# My first custom



## Dayhiker (Mar 13, 2010)

Well, I started my first custom slingshot this morning. It's sawed, then carved, out of pallet wood -- don't know what kind, but my guess is poplar. The board was rough-sawn, 1 inch thick and 3-11/16 inches wide. I carved in recesses for my finger and thumb; sorry if the detail is hard to see, I suck at photography.

Here it is with the tools used (I'm partial to using hand tools.)









Shooter's Side









Target Side









Side view with thumb groove









I will post more when it's finished. Any suggestions?


----------



## foreigner (Jan 16, 2010)

Looking good so far!


----------



## ZDP-189 (Mar 14, 2010)

That's on its way to being a nice catty. It would look great smoothed and dyed with a coat of varnish or two.

Show us what it looks like in your hand. And tell us how it shoots.


----------



## Saxon (Mar 17, 2010)

Looks good so far. Like ZDP said, let us know how it shoots. What do you plan for bands?


----------



## Dayhiker (Mar 13, 2010)

Saxon said:


> Looks good so far. Like ZDP said, let us know how it shoots. What do you plan for bands?
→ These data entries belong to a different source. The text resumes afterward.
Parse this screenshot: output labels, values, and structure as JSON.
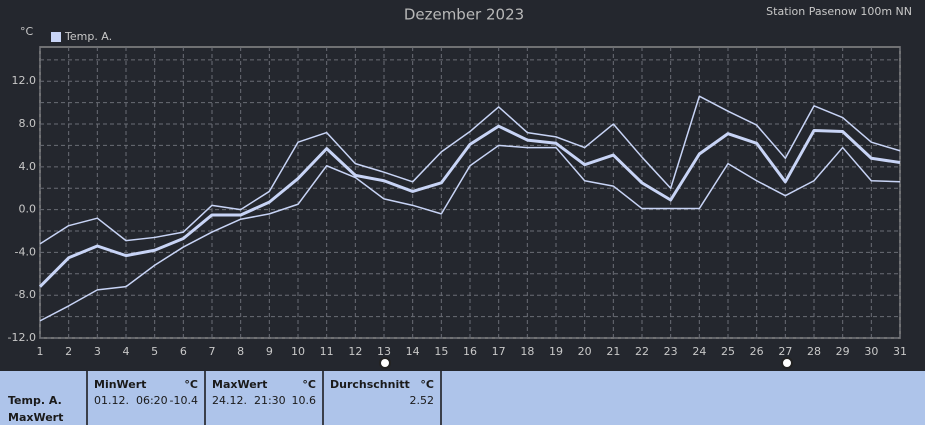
{
  "chart_data": {
    "type": "line",
    "title": "Dezember 2023",
    "subtitle": "Station Pasenow 100m NN",
    "y_label": "°C",
    "x": [
      1,
      2,
      3,
      4,
      5,
      6,
      7,
      8,
      9,
      10,
      11,
      12,
      13,
      14,
      15,
      16,
      17,
      18,
      19,
      20,
      21,
      22,
      23,
      24,
      25,
      26,
      27,
      28,
      29,
      30,
      31
    ],
    "xlim": [
      1,
      31
    ],
    "xticks": [
      1,
      2,
      3,
      4,
      5,
      6,
      7,
      8,
      9,
      10,
      11,
      12,
      13,
      14,
      15,
      16,
      17,
      18,
      19,
      20,
      21,
      22,
      23,
      24,
      25,
      26,
      27,
      28,
      29,
      30,
      31
    ],
    "ylim": [
      -12,
      15.2
    ],
    "yticks": [
      {
        "value": -12,
        "label": "-12.0"
      },
      {
        "value": -8,
        "label": "-8.0"
      },
      {
        "value": -4,
        "label": "-4.0"
      },
      {
        "value": 0,
        "label": "0.0"
      },
      {
        "value": 4,
        "label": "4.0"
      },
      {
        "value": 8,
        "label": "8.0"
      },
      {
        "value": 12,
        "label": "12.0"
      }
    ],
    "minor_yticks": [
      -10,
      -6,
      -2,
      2,
      6,
      10,
      14
    ],
    "grid": true,
    "series": [
      {
        "name": "Temp. A.",
        "color": "#c8d4f6",
        "width": 3,
        "values": [
          -7.2,
          -4.5,
          -3.4,
          -4.3,
          -3.8,
          -2.7,
          -0.5,
          -0.5,
          0.7,
          2.9,
          5.7,
          3.2,
          2.7,
          1.7,
          2.5,
          6.1,
          7.8,
          6.5,
          6.2,
          4.2,
          5.1,
          2.5,
          0.9,
          5.2,
          7.1,
          6.2,
          2.6,
          7.4,
          7.3,
          4.8,
          4.4
        ]
      },
      {
        "color": "#c8d4f6",
        "width": 1.5,
        "values": [
          -3.2,
          -1.5,
          -0.8,
          -2.9,
          -2.6,
          -2.1,
          0.4,
          0,
          1.7,
          6.3,
          7.2,
          4.3,
          3.5,
          2.6,
          5.4,
          7.3,
          9.6,
          7.2,
          6.8,
          5.8,
          8.0,
          4.9,
          2.0,
          10.6,
          9.2,
          7.9,
          4.8,
          9.7,
          8.6,
          6.3,
          5.5
        ]
      },
      {
        "color": "#c8d4f6",
        "width": 1.5,
        "values": [
          -10.4,
          -9.0,
          -7.5,
          -7.2,
          -5.2,
          -3.5,
          -2.1,
          -0.9,
          -0.4,
          0.5,
          4.1,
          3.0,
          1.0,
          0.4,
          -0.4,
          4.1,
          6.0,
          5.8,
          5.8,
          2.7,
          2.2,
          0.1,
          0.1,
          0.1,
          4.3,
          2.7,
          1.3,
          2.7,
          5.8,
          2.7,
          2.6
        ]
      }
    ]
  },
  "stats_panel": {
    "row_label": "Temp. A.",
    "row_sublabel": "MaxWert",
    "columns": [
      {
        "header": "MinWert",
        "unit": "°C",
        "time": "01.12.  06:20",
        "value": -10.4
      },
      {
        "header": "MaxWert",
        "unit": "°C",
        "time": "24.12.  21:30",
        "value": 10.6
      },
      {
        "header": "Durchschnitt",
        "unit": "°C",
        "value": 2.52
      }
    ]
  }
}
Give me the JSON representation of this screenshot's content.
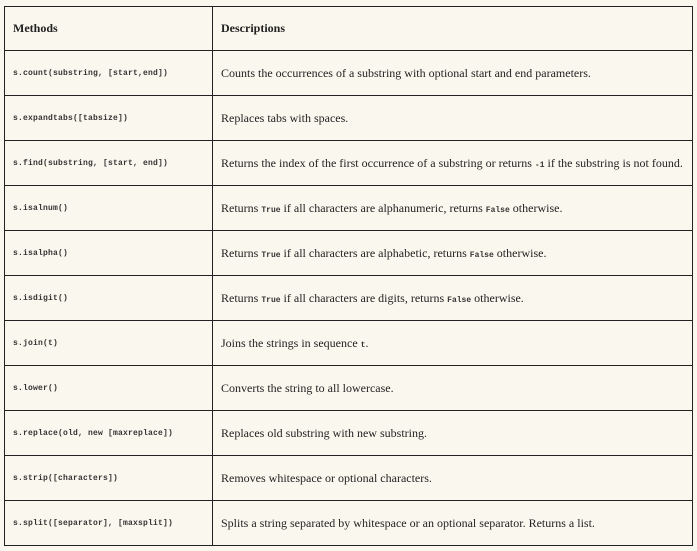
{
  "headers": {
    "methods": "Methods",
    "descriptions": "Descriptions"
  },
  "rows": [
    {
      "method": "s.count(substring, [start,end])",
      "description": [
        {
          "t": "Counts the occurrences of a substring with optional start and end parameters."
        }
      ]
    },
    {
      "method": "s.expandtabs([tabsize])",
      "description": [
        {
          "t": "Replaces tabs with spaces."
        }
      ]
    },
    {
      "method": "s.find(substring, [start, end])",
      "description": [
        {
          "t": "Returns the index of the first occurrence of a substring or returns "
        },
        {
          "t": "-1",
          "code": true
        },
        {
          "t": " if the substring is not found."
        }
      ]
    },
    {
      "method": "s.isalnum()",
      "description": [
        {
          "t": "Returns "
        },
        {
          "t": "True",
          "code": true
        },
        {
          "t": " if all characters are alphanumeric, returns "
        },
        {
          "t": "False",
          "code": true
        },
        {
          "t": " otherwise."
        }
      ]
    },
    {
      "method": "s.isalpha()",
      "description": [
        {
          "t": "Returns "
        },
        {
          "t": "True",
          "code": true
        },
        {
          "t": " if all characters are alphabetic, returns "
        },
        {
          "t": "False",
          "code": true
        },
        {
          "t": " otherwise."
        }
      ]
    },
    {
      "method": "s.isdigit()",
      "description": [
        {
          "t": "Returns "
        },
        {
          "t": "True",
          "code": true
        },
        {
          "t": " if all characters are digits, returns "
        },
        {
          "t": "False",
          "code": true
        },
        {
          "t": " otherwise."
        }
      ]
    },
    {
      "method": "s.join(t)",
      "description": [
        {
          "t": "Joins the strings in sequence "
        },
        {
          "t": "t",
          "code": true
        },
        {
          "t": "."
        }
      ]
    },
    {
      "method": "s.lower()",
      "description": [
        {
          "t": "Converts the string to all lowercase."
        }
      ]
    },
    {
      "method": "s.replace(old, new [maxreplace])",
      "description": [
        {
          "t": "Replaces old substring with new substring."
        }
      ]
    },
    {
      "method": "s.strip([characters])",
      "description": [
        {
          "t": "Removes whitespace or optional characters."
        }
      ]
    },
    {
      "method": "s.split([separator], [maxsplit])",
      "description": [
        {
          "t": "Splits a string separated by whitespace or an optional separator. Returns a list."
        }
      ]
    }
  ]
}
Well, I have some gum rubber sheet coming. Think I'll start with that.


----------



## pelleteer (Dec 19, 2009)

Dayhiker said:


> Any suggestions?


I agree. Looks great so far. I'd lower the prongs a little (take maybe 1" off each one) to reduce wrist/hand strain, but that's just a personal preference.

Moras are great for woodworking, aren't they?


----------



## Redgrange7 (Mar 9, 2010)

I think you should do some sanding, but you'll probably do that anyway. Aside from that, it has a great, ergonomic shape to it. Looks like a fantastic shooter.


----------



## fish (Dec 24, 2009)

like the look of that,i can feel your blisters! lol


----------



## Dayhiker (Mar 13, 2010)

pelleteer said:


> Any suggestions?


I agree. Looks great so far. I'd lower the prongs a little (take maybe 1" off each one) to reduce wrist/hand strain, but that's just a personal preference.
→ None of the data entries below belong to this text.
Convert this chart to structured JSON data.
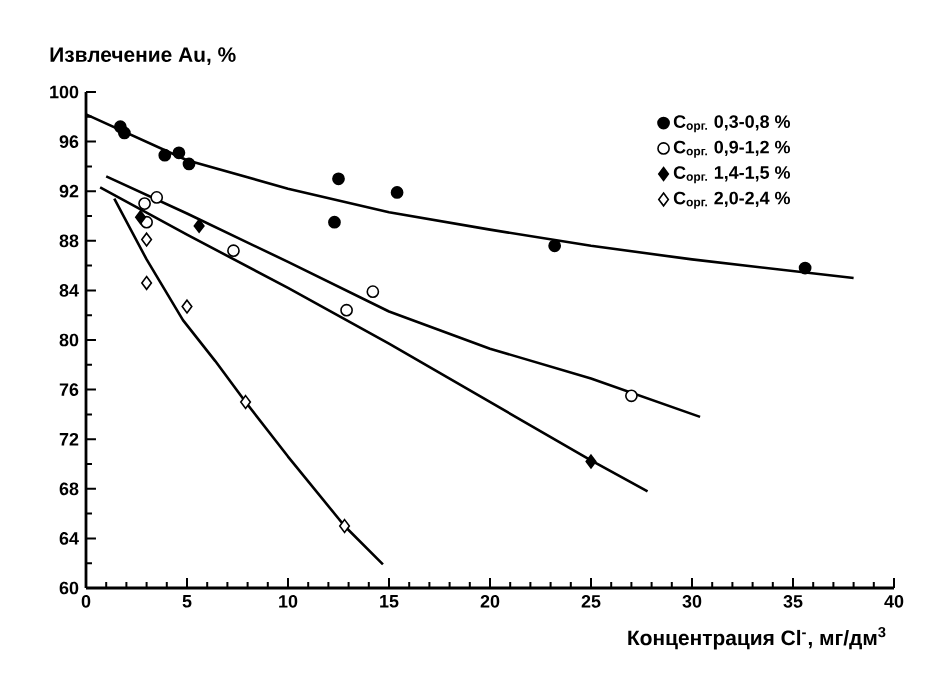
{
  "chart_data": {
    "type": "scatter",
    "ylabel": "Извлечение Au, %",
    "xlabel": "Концентрация Cl$^{-}$, мг/дм$^{3}$",
    "xlim": [
      0,
      40
    ],
    "xticks": [
      0,
      5,
      10,
      15,
      20,
      25,
      30,
      35,
      40
    ],
    "ylim": [
      60,
      100
    ],
    "yticks": [
      60,
      64,
      68,
      72,
      76,
      80,
      84,
      88,
      92,
      96,
      100
    ],
    "legend": "top right",
    "grid": false,
    "series": [
      {
        "name": "C$_{орг.}$ 0,3-0,8 %",
        "color": "#000000",
        "marker": "circle",
        "x": [
          1.7,
          1.9,
          3.9,
          4.6,
          5.1,
          12.5,
          12.3,
          15.4,
          23.2,
          35.6
        ],
        "values": [
          97.2,
          96.7,
          94.9,
          95.1,
          94.2,
          93.0,
          89.5,
          91.9,
          87.6,
          85.8
        ]
      },
      {
        "name": "C$_{орг.}$ 0,9-1,2 %",
        "color": "#ffffff",
        "marker": "circle",
        "x": [
          2.9,
          3.0,
          3.5,
          7.3,
          12.9,
          14.2,
          27.0
        ],
        "values": [
          91.0,
          89.5,
          91.5,
          87.2,
          82.4,
          83.9,
          75.5
        ]
      },
      {
        "name": "C$_{орг.}$ 1,4-1,5 %",
        "color": "#000000",
        "marker": "diamond",
        "x": [
          2.7,
          5.6,
          25.0
        ],
        "values": [
          89.9,
          89.2,
          70.2
        ]
      },
      {
        "name": "C$_{орг.}$ 2,0-2,4 %",
        "color": "#ffffff",
        "marker": "diamond",
        "x": [
          3.0,
          3.0,
          5.0,
          7.9,
          12.8
        ],
        "values": [
          88.1,
          84.6,
          82.7,
          75.0,
          65.0
        ]
      },
      {
        "type": "line",
        "color": "#000000",
        "marker": "none",
        "x": [
          0,
          5,
          10,
          15,
          20,
          25,
          30,
          38
        ],
        "values": [
          98.2,
          94.5,
          92.2,
          90.3,
          88.9,
          87.6,
          86.5,
          85.0
        ]
      },
      {
        "type": "line",
        "color": "#000000",
        "marker": "none",
        "x": [
          1,
          5,
          10,
          15,
          20,
          25,
          30.4
        ],
        "values": [
          93.2,
          90.2,
          86.3,
          82.3,
          79.3,
          76.9,
          73.8
        ]
      },
      {
        "type": "line",
        "color": "#000000",
        "marker": "none",
        "x": [
          0.7,
          5,
          10,
          15,
          20,
          25,
          27.8
        ],
        "values": [
          92.3,
          88.5,
          84.2,
          79.7,
          75.0,
          70.3,
          67.8
        ]
      },
      {
        "type": "line",
        "color": "#000000",
        "marker": "none",
        "x": [
          1.4,
          3,
          4.8,
          6.4,
          7.9,
          10,
          12.8,
          14.7
        ],
        "values": [
          91.4,
          86.5,
          81.6,
          78.3,
          75.0,
          70.6,
          65.0,
          61.9
        ]
      }
    ]
  }
}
Moras are great for woodworking, aren't they?








[/quote]

Okay, I will lower the prongs a little. And Moras are the cat's pyjamas.
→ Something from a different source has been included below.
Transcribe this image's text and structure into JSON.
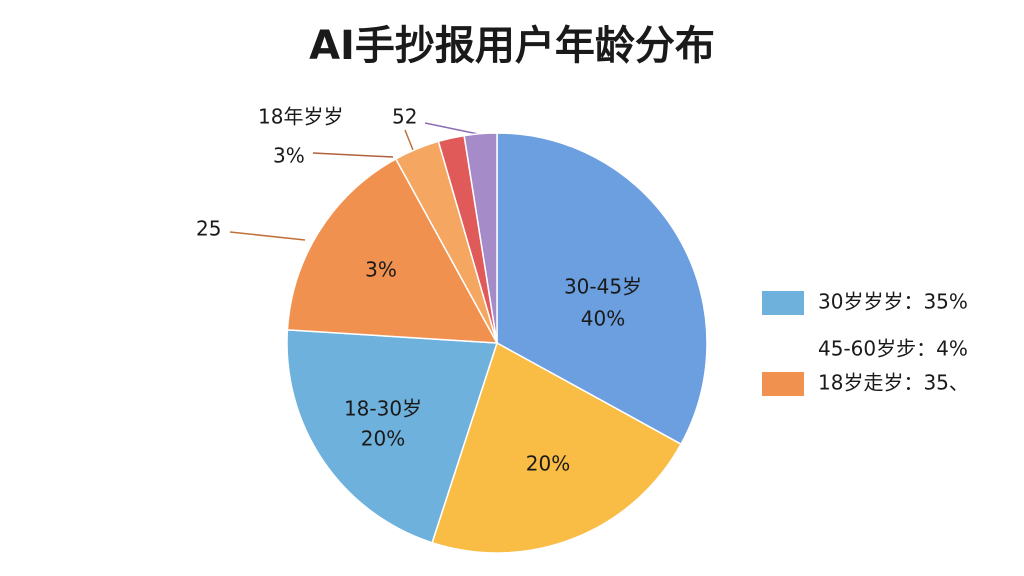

In truth I could have carved the whole thing with just my knife -- be we gotta get on with our lives, don't we?


----------



## bunnybuster (Dec 26, 2009)

Looking good my friend








Sure would like to see the finished piece.
It doesnt seem that the fork height would be an issue , especially with the ergo fork grip.
IMHO.
Tom


----------



## Dayhiker (Mar 13, 2010)

bunnybuster said:


> Looking good my friend
> 
> 
> 
> ...


Thanks, Tom. 
Being pretty much of a neophyte about slingshot technology, I took pelleteer's advice, but met him halfway (since I never gave him any dimensions or a look at the thing in my hands, I left him to guess.) I took a half-inch off each prong and consider it an improvement (thanks, pelleteer







).

BTW, if I didn't comment on your two yet -- I really like 'em!

-- Cheers, Bill


----------



## dgui (Jan 12, 2010)

Poplar is a very good wood to work with. Aside from poplar and bamboo I would like to make one from Olive wood.


----------



## Performance Catapults (Feb 3, 2010)

[/quote]I agree. Looks great so far. I'd lower the prongs a little (take maybe 1" off each one) to reduce wrist/hand strain, but that's just a personal preference. [/quote]

I agree...lowering the forks will reduce recoil as well. Very cool you are 'hand shaping' too.


----------



## Dayhiker (Mar 13, 2010)

dgui said:


> Poplar is a very good wood to work with. Aside from poplar and bamboo I would like to make one from Olive wood.


Yes, indeed it is. Here it is sanded (still gotta cut the grooves and load the rubber).


----------



## Flatband (Dec 18, 2009)

Looking good Bud!







Flatband


----------



## pelleteer (Dec 19, 2009)

Looks fantastic! Can't wait to see it banded up and ready to shoot.


----------



## Performance Catapults (Feb 3, 2010)

Nice job sanding...


----------



## Thwupp-p-p (Jan 17, 2010)

Wow! That is gonna be amazing, I'll bet!


----------



## Dayhiker (Mar 13, 2010)

Thanks, fellas. I will post again when it's done.


----------



## dgui (Jan 12, 2010)

Dayhiker said:


> Poplar is a very good wood to work with. Aside from poplar and bamboo I would like to make one from Olive wood.


Yes, indeed it is. Here it is sanded (still gotta cut the grooves and load the rubber).









[/quote]

Shaply poplar very nice. I love the natural look and feel of poplar. Very light weight and strong.


----------



## Dayhiker (Mar 13, 2010)

dgui, Yes, I was really impressed at how light this thing is. Poplar is unique for its strength-to-weight ratio. I think ash is too, but not so pronounced.


----------



## dgui (Jan 12, 2010)

Dayhiker said:


> dgui, Yes, I was really impressed at how light this thing is. Poplar is unique for its strength-to-weight ratio. I think ash is too, but not so pronounced.


I gotta get my hands on a block of olive wood which I think would be the ultimate wood to have.


----------